N. parisii spores were prepared as previously described (52). Synchronized L1 worms were prepared as described above and 1,200 animals were plated on 6-cm NGM plates, in triplicate, with a mixture of OP50 bacteria and 1 × 10⁵ N. parisii spores. The plates were incubated at 25 °C for 30 h before worms were collected off plates in M9, pelleted, and fixed in acetone. Fixed worms were stained with fluorescence in situ hybridization (FISH) probes conjugated to CAL Fluor 610 dye (Biosearch Technologies) targeting N. parisii ribosomal RNA. N. parisii pathogen load was measured with a COPAS Biosort machine (Union Biometrica). For SI Appendix, Fig. S6B, F42A10.5::GFP was used as a negative control for comparison to cul-6p::cul-6::GFP because both strains express TransgeneOme transgenes from extrachromosomal arrays in the unc-119(ed3) background.

qRT-PCR.

Approximately 6,000 synchronized L1 worms were prepared as described above and grown on 10-cm NGM plates at 20 °C until the L4 stage. Worms were washed off plates with M9, then concentrated to <100 µL. RNA was isolated with TRI reagent and 1-bromo-3-chloropropne (BCP) (Molecular Research Center, Inc.) and resuspended in nuclease-free H₂O. cDNA was prepared from 100 ng/µL total RNA using iScript cDNA synthesis kit (Bio-Rad). qPCR was performed using iQ SYBR Green Supermix with a final concentration of 5 ng/µL cDNA (Bio-Rad). Each experimental replicate was measured in technical duplicate, and all gene expression was normalized to snb-1 expression. qPCR primers are listed in SI Appendix, Table S3.

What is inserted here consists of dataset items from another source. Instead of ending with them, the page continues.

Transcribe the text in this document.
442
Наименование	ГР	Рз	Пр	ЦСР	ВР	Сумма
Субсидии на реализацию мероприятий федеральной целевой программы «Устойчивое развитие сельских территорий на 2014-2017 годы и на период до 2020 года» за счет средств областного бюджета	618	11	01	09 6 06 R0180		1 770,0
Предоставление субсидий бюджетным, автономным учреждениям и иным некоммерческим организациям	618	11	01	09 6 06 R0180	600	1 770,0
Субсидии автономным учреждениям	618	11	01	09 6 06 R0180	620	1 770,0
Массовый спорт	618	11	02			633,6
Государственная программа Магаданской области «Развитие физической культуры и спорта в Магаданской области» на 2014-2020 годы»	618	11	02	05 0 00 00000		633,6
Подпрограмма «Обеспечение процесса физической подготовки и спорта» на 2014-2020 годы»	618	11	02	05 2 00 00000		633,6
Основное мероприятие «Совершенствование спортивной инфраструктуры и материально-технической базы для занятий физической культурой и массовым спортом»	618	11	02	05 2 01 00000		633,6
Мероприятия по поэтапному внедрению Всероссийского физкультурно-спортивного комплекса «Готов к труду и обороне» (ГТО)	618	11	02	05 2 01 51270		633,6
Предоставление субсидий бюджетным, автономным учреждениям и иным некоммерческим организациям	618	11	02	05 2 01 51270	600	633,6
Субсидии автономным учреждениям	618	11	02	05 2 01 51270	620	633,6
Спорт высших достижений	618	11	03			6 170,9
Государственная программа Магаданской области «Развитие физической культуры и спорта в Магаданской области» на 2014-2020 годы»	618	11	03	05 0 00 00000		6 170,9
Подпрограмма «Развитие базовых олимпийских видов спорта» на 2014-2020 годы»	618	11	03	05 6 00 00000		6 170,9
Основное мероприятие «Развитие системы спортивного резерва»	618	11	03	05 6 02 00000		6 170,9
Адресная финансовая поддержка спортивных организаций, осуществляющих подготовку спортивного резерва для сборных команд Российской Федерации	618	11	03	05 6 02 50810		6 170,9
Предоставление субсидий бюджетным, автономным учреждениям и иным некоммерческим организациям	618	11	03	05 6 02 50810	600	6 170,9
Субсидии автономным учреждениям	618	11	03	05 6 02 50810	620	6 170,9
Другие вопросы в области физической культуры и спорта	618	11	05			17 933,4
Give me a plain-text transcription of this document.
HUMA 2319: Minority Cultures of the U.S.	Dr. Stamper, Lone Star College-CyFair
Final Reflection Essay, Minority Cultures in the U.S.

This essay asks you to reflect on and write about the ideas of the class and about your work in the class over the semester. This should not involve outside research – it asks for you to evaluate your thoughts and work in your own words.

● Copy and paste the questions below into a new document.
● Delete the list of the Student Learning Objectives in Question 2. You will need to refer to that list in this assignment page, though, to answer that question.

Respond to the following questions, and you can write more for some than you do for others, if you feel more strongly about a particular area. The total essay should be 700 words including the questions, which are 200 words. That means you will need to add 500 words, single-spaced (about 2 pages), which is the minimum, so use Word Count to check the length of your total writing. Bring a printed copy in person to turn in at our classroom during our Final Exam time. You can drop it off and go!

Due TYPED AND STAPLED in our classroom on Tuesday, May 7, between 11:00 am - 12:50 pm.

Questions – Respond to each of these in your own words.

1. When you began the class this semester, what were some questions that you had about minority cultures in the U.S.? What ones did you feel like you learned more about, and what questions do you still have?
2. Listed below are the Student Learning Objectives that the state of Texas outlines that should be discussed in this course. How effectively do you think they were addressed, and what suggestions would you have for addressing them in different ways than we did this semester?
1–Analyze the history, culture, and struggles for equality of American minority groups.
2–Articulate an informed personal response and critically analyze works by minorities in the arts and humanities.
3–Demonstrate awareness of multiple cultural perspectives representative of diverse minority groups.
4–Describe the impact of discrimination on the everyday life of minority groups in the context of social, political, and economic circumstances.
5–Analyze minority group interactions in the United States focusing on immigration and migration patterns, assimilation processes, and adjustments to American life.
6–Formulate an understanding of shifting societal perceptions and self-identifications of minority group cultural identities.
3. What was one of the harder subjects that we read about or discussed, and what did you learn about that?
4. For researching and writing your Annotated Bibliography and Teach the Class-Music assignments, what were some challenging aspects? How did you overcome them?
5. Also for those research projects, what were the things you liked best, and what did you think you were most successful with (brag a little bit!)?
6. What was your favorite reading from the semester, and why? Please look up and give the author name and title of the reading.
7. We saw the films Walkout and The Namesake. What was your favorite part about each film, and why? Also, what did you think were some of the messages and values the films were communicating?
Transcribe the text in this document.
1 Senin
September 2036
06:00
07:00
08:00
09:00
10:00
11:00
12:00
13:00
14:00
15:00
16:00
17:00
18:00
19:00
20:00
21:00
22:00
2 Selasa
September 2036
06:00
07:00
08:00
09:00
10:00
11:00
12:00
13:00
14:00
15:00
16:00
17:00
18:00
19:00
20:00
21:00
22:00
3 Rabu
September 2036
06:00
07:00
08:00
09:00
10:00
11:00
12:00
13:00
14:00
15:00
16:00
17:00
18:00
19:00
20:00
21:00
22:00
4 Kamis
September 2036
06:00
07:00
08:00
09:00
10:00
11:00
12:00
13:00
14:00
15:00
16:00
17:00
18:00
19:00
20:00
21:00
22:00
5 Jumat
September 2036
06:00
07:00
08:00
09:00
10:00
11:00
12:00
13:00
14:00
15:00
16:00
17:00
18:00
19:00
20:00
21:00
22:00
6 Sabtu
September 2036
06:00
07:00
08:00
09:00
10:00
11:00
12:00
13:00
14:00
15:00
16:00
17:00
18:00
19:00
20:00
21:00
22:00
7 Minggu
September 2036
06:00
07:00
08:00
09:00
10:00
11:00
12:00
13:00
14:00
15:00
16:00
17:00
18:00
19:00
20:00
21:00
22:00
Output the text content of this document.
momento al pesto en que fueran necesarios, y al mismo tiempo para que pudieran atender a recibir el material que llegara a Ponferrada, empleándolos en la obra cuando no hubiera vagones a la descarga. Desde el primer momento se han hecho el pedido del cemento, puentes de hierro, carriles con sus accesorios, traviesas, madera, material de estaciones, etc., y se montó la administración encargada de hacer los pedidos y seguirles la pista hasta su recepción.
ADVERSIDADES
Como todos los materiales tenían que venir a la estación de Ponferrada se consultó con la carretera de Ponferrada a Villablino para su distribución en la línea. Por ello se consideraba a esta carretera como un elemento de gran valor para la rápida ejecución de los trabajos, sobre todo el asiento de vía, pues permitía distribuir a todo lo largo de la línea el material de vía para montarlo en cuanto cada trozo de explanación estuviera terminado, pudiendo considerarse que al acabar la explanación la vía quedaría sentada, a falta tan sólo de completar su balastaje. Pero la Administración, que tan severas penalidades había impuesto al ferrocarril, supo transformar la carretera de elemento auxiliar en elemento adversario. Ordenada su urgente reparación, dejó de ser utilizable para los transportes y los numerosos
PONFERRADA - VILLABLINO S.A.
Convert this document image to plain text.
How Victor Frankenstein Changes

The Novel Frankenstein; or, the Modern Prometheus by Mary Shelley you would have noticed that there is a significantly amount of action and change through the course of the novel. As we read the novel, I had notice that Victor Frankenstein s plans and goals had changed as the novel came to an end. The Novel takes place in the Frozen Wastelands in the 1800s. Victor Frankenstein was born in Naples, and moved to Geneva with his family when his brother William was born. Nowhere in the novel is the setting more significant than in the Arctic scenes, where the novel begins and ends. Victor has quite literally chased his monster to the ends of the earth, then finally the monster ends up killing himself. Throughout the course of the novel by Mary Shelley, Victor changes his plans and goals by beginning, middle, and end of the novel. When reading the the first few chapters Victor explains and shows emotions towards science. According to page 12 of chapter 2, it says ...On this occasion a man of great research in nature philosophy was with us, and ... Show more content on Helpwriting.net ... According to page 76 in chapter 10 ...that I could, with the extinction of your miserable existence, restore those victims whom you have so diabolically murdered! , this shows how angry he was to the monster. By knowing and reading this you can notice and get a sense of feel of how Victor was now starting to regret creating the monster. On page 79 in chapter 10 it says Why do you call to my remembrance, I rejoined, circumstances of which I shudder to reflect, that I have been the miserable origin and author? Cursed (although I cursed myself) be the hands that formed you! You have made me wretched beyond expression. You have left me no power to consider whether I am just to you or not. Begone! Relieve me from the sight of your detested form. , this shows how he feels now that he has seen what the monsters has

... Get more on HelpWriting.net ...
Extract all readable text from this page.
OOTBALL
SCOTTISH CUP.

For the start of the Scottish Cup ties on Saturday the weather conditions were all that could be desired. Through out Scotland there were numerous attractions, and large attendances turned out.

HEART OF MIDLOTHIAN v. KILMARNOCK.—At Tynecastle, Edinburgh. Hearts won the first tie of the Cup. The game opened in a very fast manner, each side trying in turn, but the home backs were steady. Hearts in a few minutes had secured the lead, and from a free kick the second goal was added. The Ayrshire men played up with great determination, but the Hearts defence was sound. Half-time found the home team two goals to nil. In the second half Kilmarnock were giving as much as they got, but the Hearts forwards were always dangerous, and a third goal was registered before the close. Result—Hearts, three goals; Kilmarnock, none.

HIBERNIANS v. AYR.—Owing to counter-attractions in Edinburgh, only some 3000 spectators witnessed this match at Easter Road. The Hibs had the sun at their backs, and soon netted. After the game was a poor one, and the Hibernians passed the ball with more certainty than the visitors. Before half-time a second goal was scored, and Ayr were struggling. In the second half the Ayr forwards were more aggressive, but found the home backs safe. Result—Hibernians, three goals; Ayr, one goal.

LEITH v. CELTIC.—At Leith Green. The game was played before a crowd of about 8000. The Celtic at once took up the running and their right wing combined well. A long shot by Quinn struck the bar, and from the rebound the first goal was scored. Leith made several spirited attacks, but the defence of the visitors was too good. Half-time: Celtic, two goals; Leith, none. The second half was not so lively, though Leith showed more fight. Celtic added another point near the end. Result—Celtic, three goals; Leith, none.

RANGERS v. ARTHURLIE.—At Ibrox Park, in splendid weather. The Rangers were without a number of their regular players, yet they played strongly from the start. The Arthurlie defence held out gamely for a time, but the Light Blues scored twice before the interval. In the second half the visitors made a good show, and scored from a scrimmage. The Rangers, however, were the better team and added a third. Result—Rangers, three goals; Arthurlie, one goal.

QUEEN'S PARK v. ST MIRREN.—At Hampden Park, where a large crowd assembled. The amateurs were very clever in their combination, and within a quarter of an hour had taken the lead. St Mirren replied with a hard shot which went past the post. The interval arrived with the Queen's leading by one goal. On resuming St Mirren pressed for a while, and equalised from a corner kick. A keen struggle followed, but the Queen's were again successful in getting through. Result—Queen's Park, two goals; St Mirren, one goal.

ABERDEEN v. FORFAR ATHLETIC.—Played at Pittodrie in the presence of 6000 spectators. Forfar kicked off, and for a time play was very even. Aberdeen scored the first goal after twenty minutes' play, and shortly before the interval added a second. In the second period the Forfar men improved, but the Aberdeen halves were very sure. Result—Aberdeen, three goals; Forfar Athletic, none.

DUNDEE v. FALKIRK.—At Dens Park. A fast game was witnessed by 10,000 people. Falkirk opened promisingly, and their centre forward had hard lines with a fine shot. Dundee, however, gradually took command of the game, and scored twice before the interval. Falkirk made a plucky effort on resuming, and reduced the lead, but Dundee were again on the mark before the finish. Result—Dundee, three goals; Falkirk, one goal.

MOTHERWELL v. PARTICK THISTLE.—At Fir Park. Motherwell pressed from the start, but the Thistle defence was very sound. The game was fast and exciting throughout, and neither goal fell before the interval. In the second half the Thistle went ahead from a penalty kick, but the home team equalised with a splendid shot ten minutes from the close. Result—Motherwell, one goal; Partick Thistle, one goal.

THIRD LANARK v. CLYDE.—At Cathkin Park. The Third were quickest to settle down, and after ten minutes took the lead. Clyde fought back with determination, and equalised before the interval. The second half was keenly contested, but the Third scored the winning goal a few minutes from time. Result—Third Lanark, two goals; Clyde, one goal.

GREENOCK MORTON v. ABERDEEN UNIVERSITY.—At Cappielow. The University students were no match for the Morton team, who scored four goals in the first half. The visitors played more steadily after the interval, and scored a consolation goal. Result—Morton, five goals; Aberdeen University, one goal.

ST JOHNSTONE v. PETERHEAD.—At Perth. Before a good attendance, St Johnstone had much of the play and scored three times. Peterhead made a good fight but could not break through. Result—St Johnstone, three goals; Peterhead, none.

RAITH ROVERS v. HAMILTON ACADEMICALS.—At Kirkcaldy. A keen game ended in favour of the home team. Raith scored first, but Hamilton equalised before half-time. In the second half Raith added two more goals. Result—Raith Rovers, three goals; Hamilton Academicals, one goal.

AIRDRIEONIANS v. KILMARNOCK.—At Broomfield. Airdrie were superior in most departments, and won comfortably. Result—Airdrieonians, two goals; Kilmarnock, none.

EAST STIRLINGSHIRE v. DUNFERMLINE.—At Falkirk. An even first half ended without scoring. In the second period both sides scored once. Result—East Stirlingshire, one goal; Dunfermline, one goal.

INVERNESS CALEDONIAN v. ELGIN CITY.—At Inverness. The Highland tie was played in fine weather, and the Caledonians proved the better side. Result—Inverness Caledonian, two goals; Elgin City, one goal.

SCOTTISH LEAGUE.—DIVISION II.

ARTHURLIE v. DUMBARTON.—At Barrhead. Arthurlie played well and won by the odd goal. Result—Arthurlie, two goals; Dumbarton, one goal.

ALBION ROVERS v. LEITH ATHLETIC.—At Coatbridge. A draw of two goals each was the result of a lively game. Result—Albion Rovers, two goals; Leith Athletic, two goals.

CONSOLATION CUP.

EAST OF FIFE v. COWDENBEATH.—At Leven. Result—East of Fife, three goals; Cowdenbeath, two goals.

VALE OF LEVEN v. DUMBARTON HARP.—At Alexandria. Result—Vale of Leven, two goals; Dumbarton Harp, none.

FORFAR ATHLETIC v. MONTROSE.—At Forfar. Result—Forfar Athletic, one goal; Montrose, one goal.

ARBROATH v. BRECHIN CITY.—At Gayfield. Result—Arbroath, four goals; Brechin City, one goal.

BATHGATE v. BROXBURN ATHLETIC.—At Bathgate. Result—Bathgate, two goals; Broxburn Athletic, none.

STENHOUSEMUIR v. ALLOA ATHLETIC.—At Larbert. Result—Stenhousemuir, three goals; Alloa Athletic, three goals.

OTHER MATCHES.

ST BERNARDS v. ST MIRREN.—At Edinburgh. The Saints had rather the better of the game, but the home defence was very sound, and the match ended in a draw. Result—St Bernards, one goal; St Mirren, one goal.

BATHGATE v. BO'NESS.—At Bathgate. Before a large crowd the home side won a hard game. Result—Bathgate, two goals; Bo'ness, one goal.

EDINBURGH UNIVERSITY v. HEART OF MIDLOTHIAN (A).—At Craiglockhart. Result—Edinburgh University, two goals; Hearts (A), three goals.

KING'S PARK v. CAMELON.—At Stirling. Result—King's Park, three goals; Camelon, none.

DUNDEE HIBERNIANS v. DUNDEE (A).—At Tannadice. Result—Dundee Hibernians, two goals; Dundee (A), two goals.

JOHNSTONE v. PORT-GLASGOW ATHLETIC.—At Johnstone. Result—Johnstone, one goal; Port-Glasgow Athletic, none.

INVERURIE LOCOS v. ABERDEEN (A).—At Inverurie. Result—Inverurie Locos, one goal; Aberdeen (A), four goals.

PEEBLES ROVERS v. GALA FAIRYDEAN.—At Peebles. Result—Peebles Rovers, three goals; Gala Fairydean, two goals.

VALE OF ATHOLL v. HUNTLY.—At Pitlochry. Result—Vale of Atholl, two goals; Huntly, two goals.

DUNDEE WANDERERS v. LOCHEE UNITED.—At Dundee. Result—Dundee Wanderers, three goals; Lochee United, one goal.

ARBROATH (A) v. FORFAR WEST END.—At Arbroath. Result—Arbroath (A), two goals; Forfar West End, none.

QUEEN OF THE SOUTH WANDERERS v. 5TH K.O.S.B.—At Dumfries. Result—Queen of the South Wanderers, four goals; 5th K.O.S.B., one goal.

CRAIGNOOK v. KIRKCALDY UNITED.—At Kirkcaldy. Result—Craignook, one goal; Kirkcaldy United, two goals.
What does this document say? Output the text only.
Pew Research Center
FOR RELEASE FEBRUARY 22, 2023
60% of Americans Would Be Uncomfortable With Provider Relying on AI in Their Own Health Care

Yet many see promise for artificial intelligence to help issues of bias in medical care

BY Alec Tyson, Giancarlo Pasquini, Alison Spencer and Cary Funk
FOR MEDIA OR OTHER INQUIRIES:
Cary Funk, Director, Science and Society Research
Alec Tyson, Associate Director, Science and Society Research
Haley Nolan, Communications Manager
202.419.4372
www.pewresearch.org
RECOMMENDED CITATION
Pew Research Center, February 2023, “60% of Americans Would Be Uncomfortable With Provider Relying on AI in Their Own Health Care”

Measurement of Developmental Rate.

A total of 40 to 50 gravid adults were transferred onto standard 10-cm NGM plates and incubated at 20 °C to lay eggs for 2 h before being removed. These plates were incubated at 20 °C and the proportion of eggs that hatched and developed into L4s was scored at 48 h, 64 h, and 72 h by scoring 100 animals each replicate.

Data Availability.

RAW files for co-IP/MS performed in this study have been uploaded to the Mass Spectrometry Interactive Virtual Environment (MassIVE) public repository (accession no. MSV000084936) and will be made freely available upon publication.

Statistical analysis of spectral counts from this dataset, as described above, are summarized in Dataset S1.